ARTICLE IX: INTERPRETATION
1. Ambiguity. In applying any provision set forth in this certificate that requires a determination by the Board of Directors, or in the case of an ambiguity in the application of any provision set forth in this Certificate of Incorporation or in the meaning of any term or definition set forth in this Certificate of Incorporation, the Board of Directors (or an authorized committee thereof) shall have the power to determine, in its sole discretion, the application of any such provision or any such term or definition with respect to any situation based on the facts believed in good faith by it. A determination of the Board of Directors (or an authorized committee thereof) in accordance with the preceding sentence shall be conclusive and binding on the Corporation’s stockholders. Such determination shall be evidenced in a writing adopted by the Board of Directors (or an authorized committee thereof), and such writing shall be made available for inspection by any holder of the Corporation’s capital stock at the Corporation’s principal executive offices. For the avoidance of doubt, nothing in this Certificate of Incorporation shall (i) modify the fiduciary duties of directors to the Corporation and its stockholders, (ii) alter the standard of review a court of competent jurisdiction may apply to review any action, interpretation, determination or calculation (or any omission with respect to the foregoing) by the Board of Directors (or an authorized committee thereof) for compliance with the directors’ fiduciary duties to the Corporation and its stockholders or (iii) provide for an elimination or limitation of the personal liability of directors to the Corporation or its stockholders for monetary damages for breach of fiduciary duty as a director to the extent not permitted by Section 102(b)(7) of the General Corporation Law.

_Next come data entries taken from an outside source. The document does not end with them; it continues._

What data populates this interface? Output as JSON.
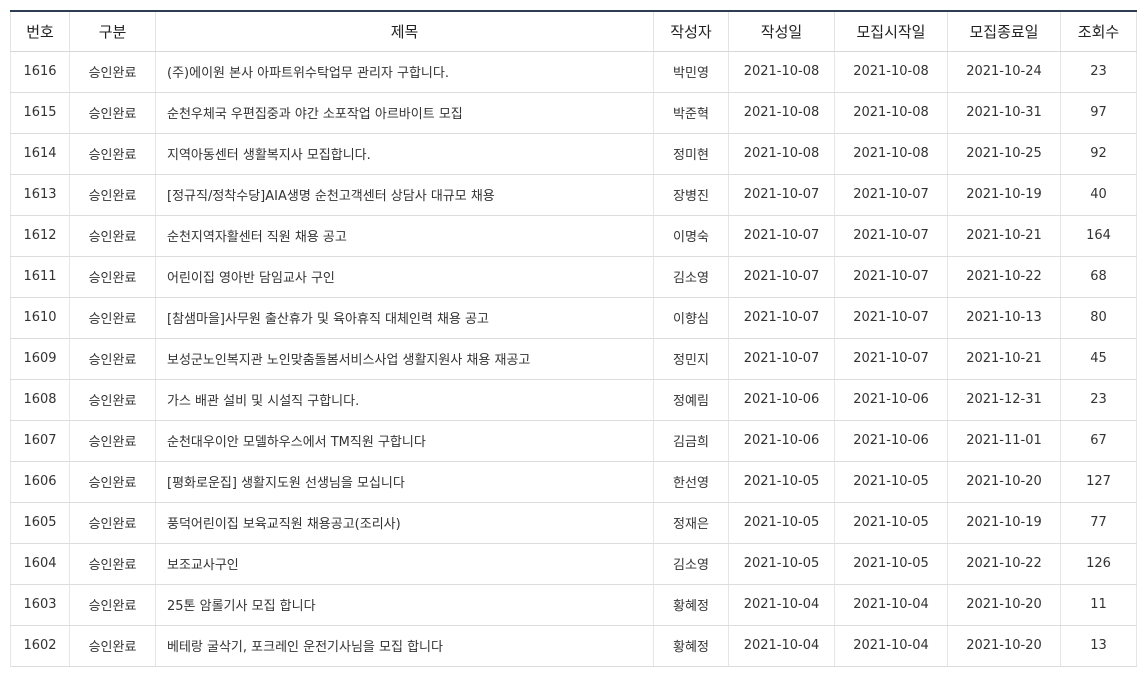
{
  "board": {
    "columns": [
      "번호",
      "구분",
      "제목",
      "작성자",
      "작성일",
      "모집시작일",
      "모집종료일",
      "조회수"
    ],
    "rows": [
      {
        "no": "1616",
        "category": "승인완료",
        "title": "(주)에이원 본사 아파트위수탁업무 관리자 구합니다.",
        "author": "박민영",
        "written": "2021-10-08",
        "start": "2021-10-08",
        "end": "2021-10-24",
        "views": "23"
      },
      {
        "no": "1615",
        "category": "승인완료",
        "title": "순천우체국 우편집중과 야간 소포작업 아르바이트 모집",
        "author": "박준혁",
        "written": "2021-10-08",
        "start": "2021-10-08",
        "end": "2021-10-31",
        "views": "97"
      },
      {
        "no": "1614",
        "category": "승인완료",
        "title": "지역아동센터 생활복지사 모집합니다.",
        "author": "정미현",
        "written": "2021-10-08",
        "start": "2021-10-08",
        "end": "2021-10-25",
        "views": "92"
      },
      {
        "no": "1613",
        "category": "승인완료",
        "title": "[정규직/정착수당]AIA생명 순천고객센터 상담사 대규모 채용",
        "author": "장병진",
        "written": "2021-10-07",
        "start": "2021-10-07",
        "end": "2021-10-19",
        "views": "40"
      },
      {
        "no": "1612",
        "category": "승인완료",
        "title": "순천지역자활센터 직원 채용 공고",
        "author": "이명숙",
        "written": "2021-10-07",
        "start": "2021-10-07",
        "end": "2021-10-21",
        "views": "164"
      },
      {
        "no": "1611",
        "category": "승인완료",
        "title": "어린이집 영아반 담임교사 구인",
        "author": "김소영",
        "written": "2021-10-07",
        "start": "2021-10-07",
        "end": "2021-10-22",
        "views": "68"
      },
      {
        "no": "1610",
        "category": "승인완료",
        "title": "[참샘마을]사무원 출산휴가 및 육아휴직 대체인력 채용 공고",
        "author": "이향심",
        "written": "2021-10-07",
        "start": "2021-10-07",
        "end": "2021-10-13",
        "views": "80"
      },
      {
        "no": "1609",
        "category": "승인완료",
        "title": "보성군노인복지관 노인맞춤돌봄서비스사업 생활지원사 채용 재공고",
        "author": "정민지",
        "written": "2021-10-07",
        "start": "2021-10-07",
        "end": "2021-10-21",
        "views": "45"
      },
      {
        "no": "1608",
        "category": "승인완료",
        "title": "가스 배관 설비 및 시설직 구합니다.",
        "author": "정예림",
        "written": "2021-10-06",
        "start": "2021-10-06",
        "end": "2021-12-31",
        "views": "23"
      },
      {
        "no": "1607",
        "category": "승인완료",
        "title": "순천대우이안 모델하우스에서 TM직원 구합니다",
        "author": "김금희",
        "written": "2021-10-06",
        "start": "2021-10-06",
        "end": "2021-11-01",
        "views": "67"
      },
      {
        "no": "1606",
        "category": "승인완료",
        "title": "[평화로운집] 생활지도원 선생님을 모십니다",
        "author": "한선영",
        "written": "2021-10-05",
        "start": "2021-10-05",
        "end": "2021-10-20",
        "views": "127"
      },
      {
        "no": "1605",
        "category": "승인완료",
        "title": "풍덕어린이집 보육교직원 채용공고(조리사)",
        "author": "정재은",
        "written": "2021-10-05",
        "start": "2021-10-05",
        "end": "2021-10-19",
        "views": "77"
      },
      {
        "no": "1604",
        "category": "승인완료",
        "title": "보조교사구인",
        "author": "김소영",
        "written": "2021-10-05",
        "start": "2021-10-05",
        "end": "2021-10-22",
        "views": "126"
      },
      {
        "no": "1603",
        "category": "승인완료",
        "title": "25톤 암롤기사 모집 합니다",
        "author": "황혜정",
        "written": "2021-10-04",
        "start": "2021-10-04",
        "end": "2021-10-20",
        "views": "11"
      },
      {
        "no": "1602",
        "category": "승인완료",
        "title": "베테랑 굴삭기, 포크레인 운전기사님을 모집 합니다",
        "author": "황혜정",
        "written": "2021-10-04",
        "start": "2021-10-04",
        "end": "2021-10-20",
        "views": "13"
      }
    ]
  },
  "colors": {
    "header_top_border": "#2c3e50",
    "row_border": "#dcdcdc",
    "text": "#333333"
  }
}
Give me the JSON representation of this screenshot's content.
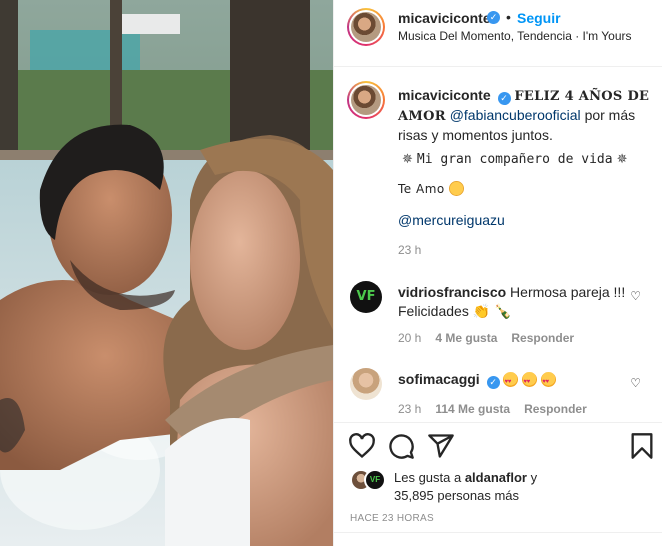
{
  "post": {
    "username": "micaviciconte",
    "verified_mark": "✓",
    "separator": "•",
    "follow_label": "Seguir",
    "subtitle": "Musica Del Momento, Tendencia · I'm Yours",
    "more_label": "···"
  },
  "caption": {
    "username": "micaviciconte",
    "headline": "FELIZ 4 AÑOS DE AMOR",
    "mention": "@fabiancuberooficial",
    "text_after_mention": "por más risas y momentos juntos.",
    "companion_line": "Mi gran compañero de vida",
    "sparkle": "✵",
    "love_line": "Te Amo",
    "location_mention": "@mercureiguazu",
    "time": "23 h"
  },
  "comments": [
    {
      "username": "vidriosfrancisco",
      "avatar_text": "VF",
      "text": "Hermosa pareja !!! Felicidades 👏 🍾",
      "time": "20 h",
      "likes": "4 Me gusta",
      "reply": "Responder"
    },
    {
      "username": "sofimacaggi",
      "text": "😍😍😍",
      "time": "23 h",
      "likes": "114 Me gusta",
      "reply": "Responder"
    }
  ],
  "likes": {
    "avatar2_text": "VF",
    "prefix": "Les gusta a ",
    "user": "aldanaflor",
    "suffix": " y",
    "count_line": "35,895 personas más"
  },
  "timestamp": "HACE 23 HORAS",
  "icons": [
    "heart-icon",
    "comment-icon",
    "share-icon",
    "bookmark-icon",
    "small-heart-icon",
    "more-icon"
  ]
}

2. Severability. If any provision of this Certificate of Incorporation shall be held to be invalid, illegal, or unenforceable, then such provision shall nonetheless be enforced to the maximum extent possible consistent with such holding and the remaining provisions of this Certificate of Incorporation (including without limitation, all portions of any section of this Certificate of Incorporation containing any such provision held to be invalid, illegal, or unenforceable, which is not invalid, illegal, or unenforceable) shall remain in full force and effect.
ARTICLE X: AMENDMENT OF CERTIFICATE OF INCORPORATION
The Corporation reserves the right to amend or repeal any provision contained in this Certificate of Incorporation in the manner prescribed by the laws of the State of Delaware and all rights conferred upon stockholders are granted subject to this reservation; provided, however, that except as otherwise provided in this Certificate of Incorporation, and in addition to any other vote, the affirmative vote of the holders of at least two-thirds of the voting power of all of the then-outstanding shares of the Corporation’s capital stock entitled to vote thereon, voting together as a single class, shall be required to amend or repeal, or adopt any provision inconsistent with, this Certificate of Incorporation (other than Section 1.1 of Article IV); provided, further, that, if two-thirds of the Whole Board has approved such amendment or repeal
of, or adoption of any provision inconsistent with, the provisions of this Certificate of Incorporation, except as otherwise provided in this Certificate of Incorporation, then only the affirmative vote of the holders of a majority of the voting power of all of the then-outstanding shares of the Corporation’s capital stock entitled to vote thereon, voting together as a single class (in addition to any other vote required by law), shall be required to approve such amendment or repeal of, or adoption of any provision inconsistent with, the provisions of this Certificate of Incorporation.